If not post-process, the propensity vector will be \([0.985, 0.981, 0.974, 0.976, 0.986, 0.977, 1, 0.984, 0.995, 1]\). Then \(\pi_w\) will be almost \(\frac{1}{11}\) no matter which candidate is selected.

So it’s easy to understand after post-processing, standard deviation will be much higher.
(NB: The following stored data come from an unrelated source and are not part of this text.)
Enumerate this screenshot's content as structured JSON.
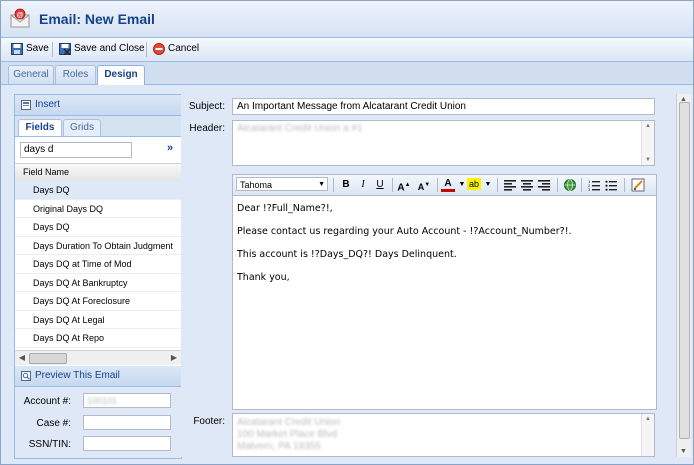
{
  "window": {
    "title": "Email: New Email"
  },
  "toolbar": {
    "save": "Save",
    "save_close": "Save and Close",
    "cancel": "Cancel"
  },
  "tabs": [
    {
      "label": "General"
    },
    {
      "label": "Roles"
    },
    {
      "label": "Design"
    }
  ],
  "left": {
    "insert": "Insert",
    "subtabs": [
      {
        "label": "Fields"
      },
      {
        "label": "Grids"
      }
    ],
    "filter_value": "days d",
    "expand": "»",
    "column": "Field Name",
    "fields": [
      "Days DQ",
      "Original Days DQ",
      "Days DQ",
      "Days Duration To Obtain Judgment",
      "Days DQ at Time of Mod",
      "Days DQ At Bankruptcy",
      "Days DQ At Foreclosure",
      "Days DQ At Legal",
      "Days DQ At Repo"
    ],
    "preview": "Preview This Email",
    "account_label": "Account #:",
    "account_value": "100101",
    "case_label": "Case #:",
    "ssn_label": "SSN/TIN:"
  },
  "right": {
    "subject_label": "Subject:",
    "subject_value": "An Important Message from Alcatarant Credit Union",
    "header_label": "Header:",
    "header_value": "Alcatarant Credit Union a #1",
    "font": "Tahoma",
    "body": [
      "Dear !?Full_Name?!,",
      "Please contact us regarding your Auto Account - !?Account_Number?!.",
      "This account is !?Days_DQ?! Days Delinquent.",
      "Thank you,"
    ],
    "footer_label": "Footer:",
    "footer_lines": [
      "Alcatarant Credit Union",
      "100 Market Place Blvd",
      "Malvern, PA 19355"
    ]
  },
  "colors": {
    "accent": "#15428b",
    "border": "#99bbe8",
    "panel": "#dfe8f6"
  },
  "icons": {
    "save": "floppy-disk-icon",
    "save_close": "save-close-icon",
    "cancel": "cancel-icon",
    "app": "email-envelope-icon"
  }
}
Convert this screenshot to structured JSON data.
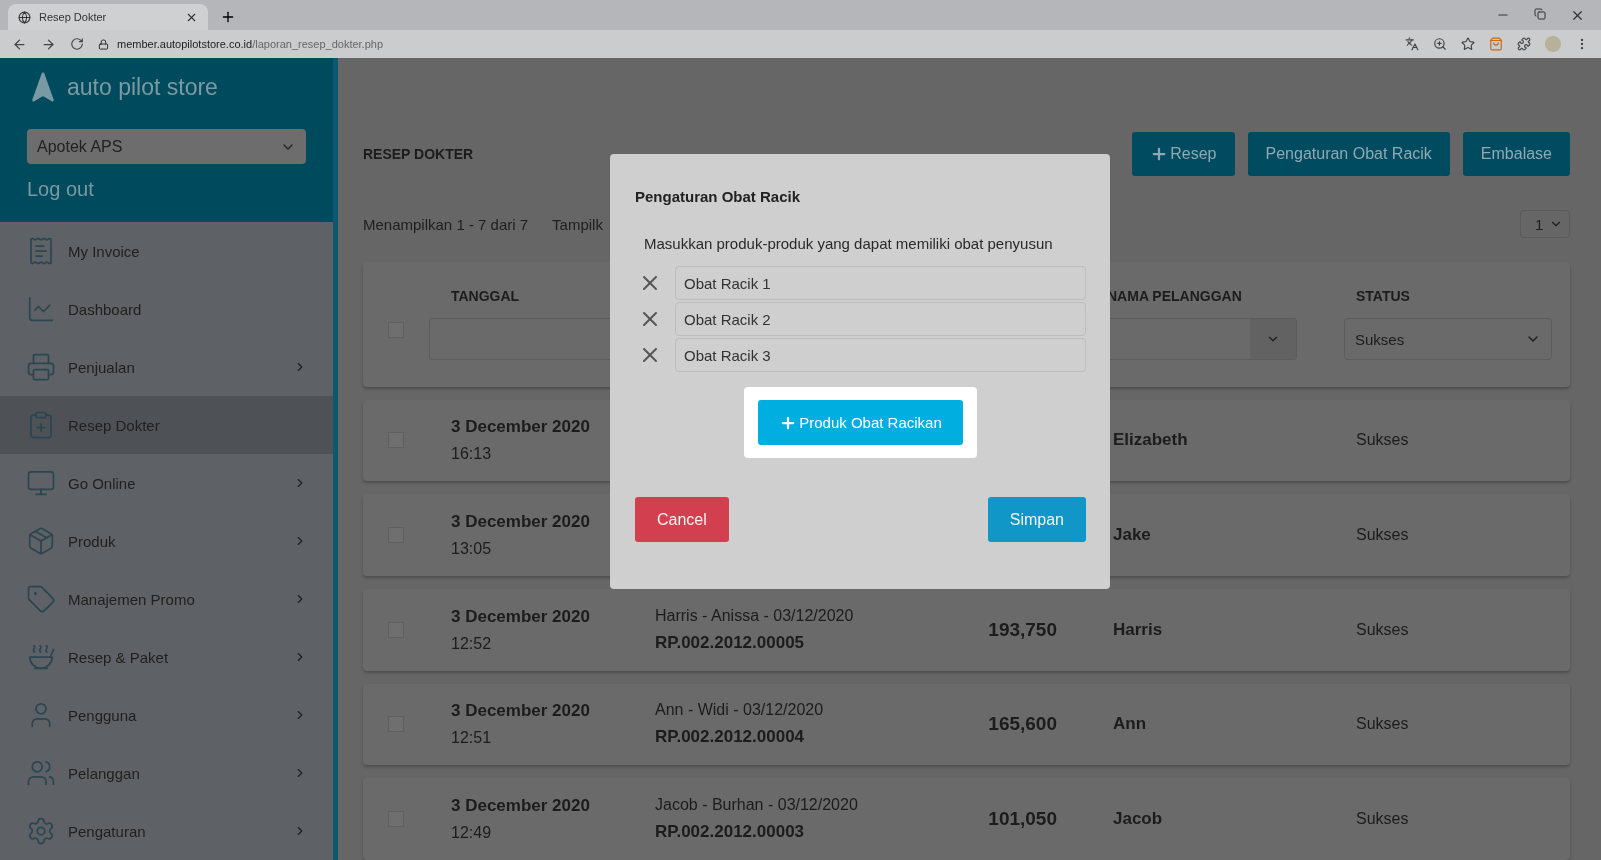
{
  "browser": {
    "tab_title": "Resep Dokter",
    "url_host": "member.autopilotstore.co.id",
    "url_path": "/laporan_resep_dokter.php"
  },
  "sidebar": {
    "brand": "auto pilot store",
    "store_select": "Apotek APS",
    "logout": "Log out",
    "items": [
      {
        "label": "My Invoice",
        "selected": false,
        "expandable": false
      },
      {
        "label": "Dashboard",
        "selected": false,
        "expandable": false
      },
      {
        "label": "Penjualan",
        "selected": false,
        "expandable": true
      },
      {
        "label": "Resep Dokter",
        "selected": true,
        "expandable": false
      },
      {
        "label": "Go Online",
        "selected": false,
        "expandable": true
      },
      {
        "label": "Produk",
        "selected": false,
        "expandable": true
      },
      {
        "label": "Manajemen Promo",
        "selected": false,
        "expandable": true
      },
      {
        "label": "Resep & Paket",
        "selected": false,
        "expandable": true
      },
      {
        "label": "Pengguna",
        "selected": false,
        "expandable": true
      },
      {
        "label": "Pelanggan",
        "selected": false,
        "expandable": true
      },
      {
        "label": "Pengaturan",
        "selected": false,
        "expandable": true
      }
    ]
  },
  "page": {
    "title": "RESEP DOKTER",
    "actions": [
      {
        "label": "Resep",
        "kind": "add"
      },
      {
        "label": "Pengaturan Obat Racik",
        "kind": "plain"
      },
      {
        "label": "Embalase",
        "kind": "plain"
      }
    ],
    "summary": "Menampilkan 1 - 7 dari 7",
    "show_label": "Tampilk",
    "page_select": "1"
  },
  "table": {
    "header_checked": false,
    "columns": {
      "date": "TANGGAL",
      "name": "NAMA PELANGGAN",
      "status": "STATUS"
    },
    "status_filter": "Sukses",
    "rows": [
      {
        "checked": false,
        "date": "3 December 2020",
        "time": "16:13",
        "name": "Elizabeth",
        "status": "Sukses"
      },
      {
        "checked": false,
        "date": "3 December 2020",
        "time": "13:05",
        "name": "Jake",
        "status": "Sukses"
      },
      {
        "checked": false,
        "date": "3 December 2020",
        "time": "12:52",
        "description": "Harris - Anissa - 03/12/2020",
        "code": "RP.002.2012.00005",
        "total": "193,750",
        "name": "Harris",
        "status": "Sukses"
      },
      {
        "checked": false,
        "date": "3 December 2020",
        "time": "12:51",
        "description": "Ann - Widi - 03/12/2020",
        "code": "RP.002.2012.00004",
        "total": "165,600",
        "name": "Ann",
        "status": "Sukses"
      },
      {
        "checked": false,
        "date": "3 December 2020",
        "time": "12:49",
        "description": "Jacob - Burhan - 03/12/2020",
        "code": "RP.002.2012.00003",
        "total": "101,050",
        "name": "Jacob",
        "status": "Sukses"
      }
    ]
  },
  "modal": {
    "title": "Pengaturan Obat Racik",
    "description": "Masukkan produk-produk yang dapat memiliki obat penyusun",
    "items": [
      "Obat Racik 1",
      "Obat Racik 2",
      "Obat Racik 3"
    ],
    "add_button": "Produk Obat Racikan",
    "cancel": "Cancel",
    "save": "Simpan"
  }
}
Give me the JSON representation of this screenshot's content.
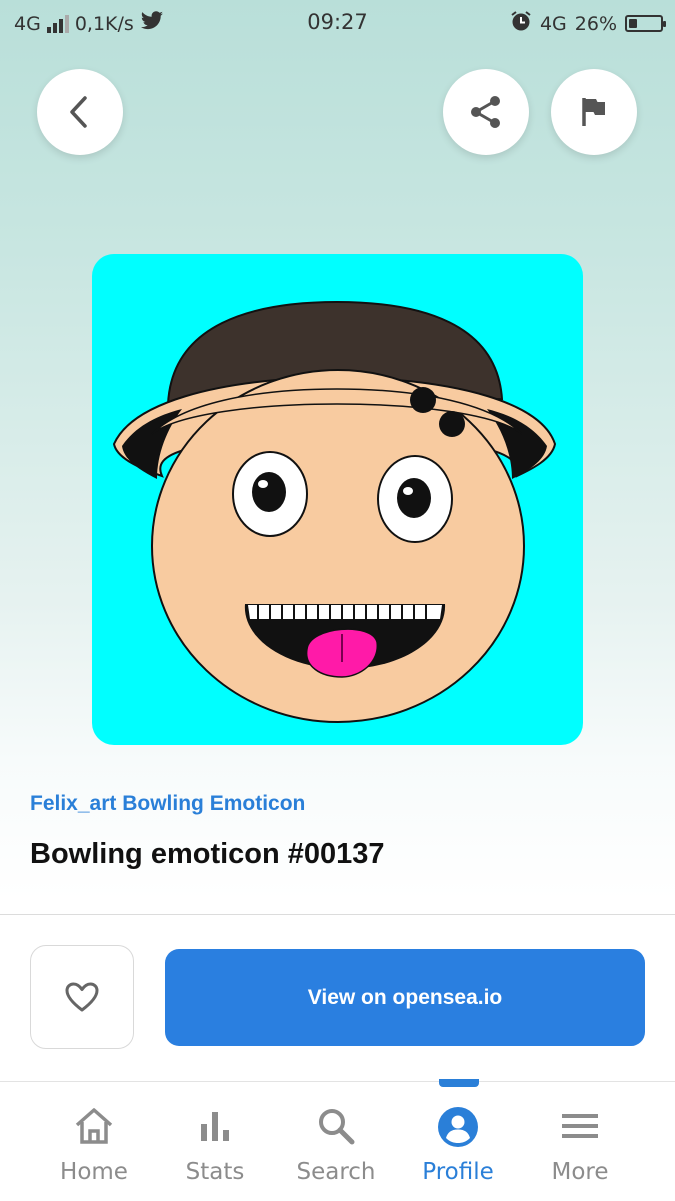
{
  "status_bar": {
    "network_left": "4G",
    "speed": "0,1K/s",
    "time": "09:27",
    "network_right": "4G",
    "battery": "26%",
    "battery_level": 0.26,
    "icons": [
      "signal-icon",
      "twitter-icon",
      "alarm-icon",
      "battery-icon"
    ]
  },
  "header": {
    "back_icon": "chevron-left-icon",
    "share_icon": "share-icon",
    "flag_icon": "flag-icon"
  },
  "artwork": {
    "background": "#00ffff",
    "description_icon": "emoticon-artwork"
  },
  "nft": {
    "collection": "Felix_art Bowling Emoticon",
    "title": "Bowling emoticon #00137"
  },
  "actions": {
    "like_icon": "heart-icon",
    "view_label": "View on opensea.io"
  },
  "bottom_nav": {
    "items": [
      {
        "label": "Home",
        "icon": "home-icon"
      },
      {
        "label": "Stats",
        "icon": "stats-icon"
      },
      {
        "label": "Search",
        "icon": "search-icon"
      },
      {
        "label": "Profile",
        "icon": "profile-icon",
        "active": true
      },
      {
        "label": "More",
        "icon": "menu-icon"
      }
    ]
  },
  "colors": {
    "accent": "#2a7fd8",
    "button": "#2a7fe0",
    "inactive": "#8c8c8c"
  }
}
And it clear that post-processing is necessary. Because if not, the expectation of \(\pi_w\) will always be close to \(\frac{1}{11}\), no matter how nice the model is.

I think this is a BUG of the evaluation program. It should not use \(score=e^{score-\max(score)}\) but something like \(score=e^{\frac{score-\max(score)}{\sum score}}\).

Question: Why Standard deviation varies with clipping value? Why higher IPS often accompanies with higher Standard deviation?

Review what I am doing

What I am doing is training a network \(\sigma\) to minimize the loss function (If clipping is applied)

\[ -\min\{\frac{1}{p}, c\}\left[ y \cdot \log \sigma(x) + (1 - y) \cdot \log (1 - \sigma(x)) \right], \]

An important point is that \(y\) is whether this Ad is clicked, instead of whether this Ad is chosen to display. This is the difference between banditNet and my net.

Then, we use our network \(\sigma_{\bar{w}}\) to estimate the probability of clicking of a given Ad, and use this propensity as the propensity to display this Ad.

This is based on an assumption that \(\pi_0\) will always choose Ads with high CTR (reward) to display.

If this assumption is true (of course true), then the IPS:

\[ IPS = \frac{10^4}{n^+ + 10n^-}\sum\delta\frac{\frac{score(\hat{x})}{\sum score(x_i)}}{\pi_0} \]

will be maximized. This is how my net works.

Question: Why do we need to add \(\min\{\frac{1}{p}, c\}\) before our BCE loss fuction? Why will this contribute to CTR prediction?

In the banditNet settings, the network will directly calculate propensity for each candidate, or \(\pi_w\), then directly maximize the IPS / SNIPS or minimize its Lagrangian.

\[ IPS = \frac{1}{n}\sum\delta\frac{\pi_w}{\pi_0} \]

What’s the best clipping value?

According to the diagram drawn in the beginning, the best clipping value is around \(30\) ~ \(50\). The percentage of clipped propensities are about \(30\%\) ~ \(45\%\).

Question: Will \(30\%\) ~ \(45\%\) always be the best percentage? How to find the relationship between the best clipping value and the distribution of propensity?

Question: Is it true that the more propensities are clipped, the larger bias is and the smaller variance is? What’s the relation between bias-variance-tradeoff and clipping method?

Question: Is there better way to find the best clipping value without grid search?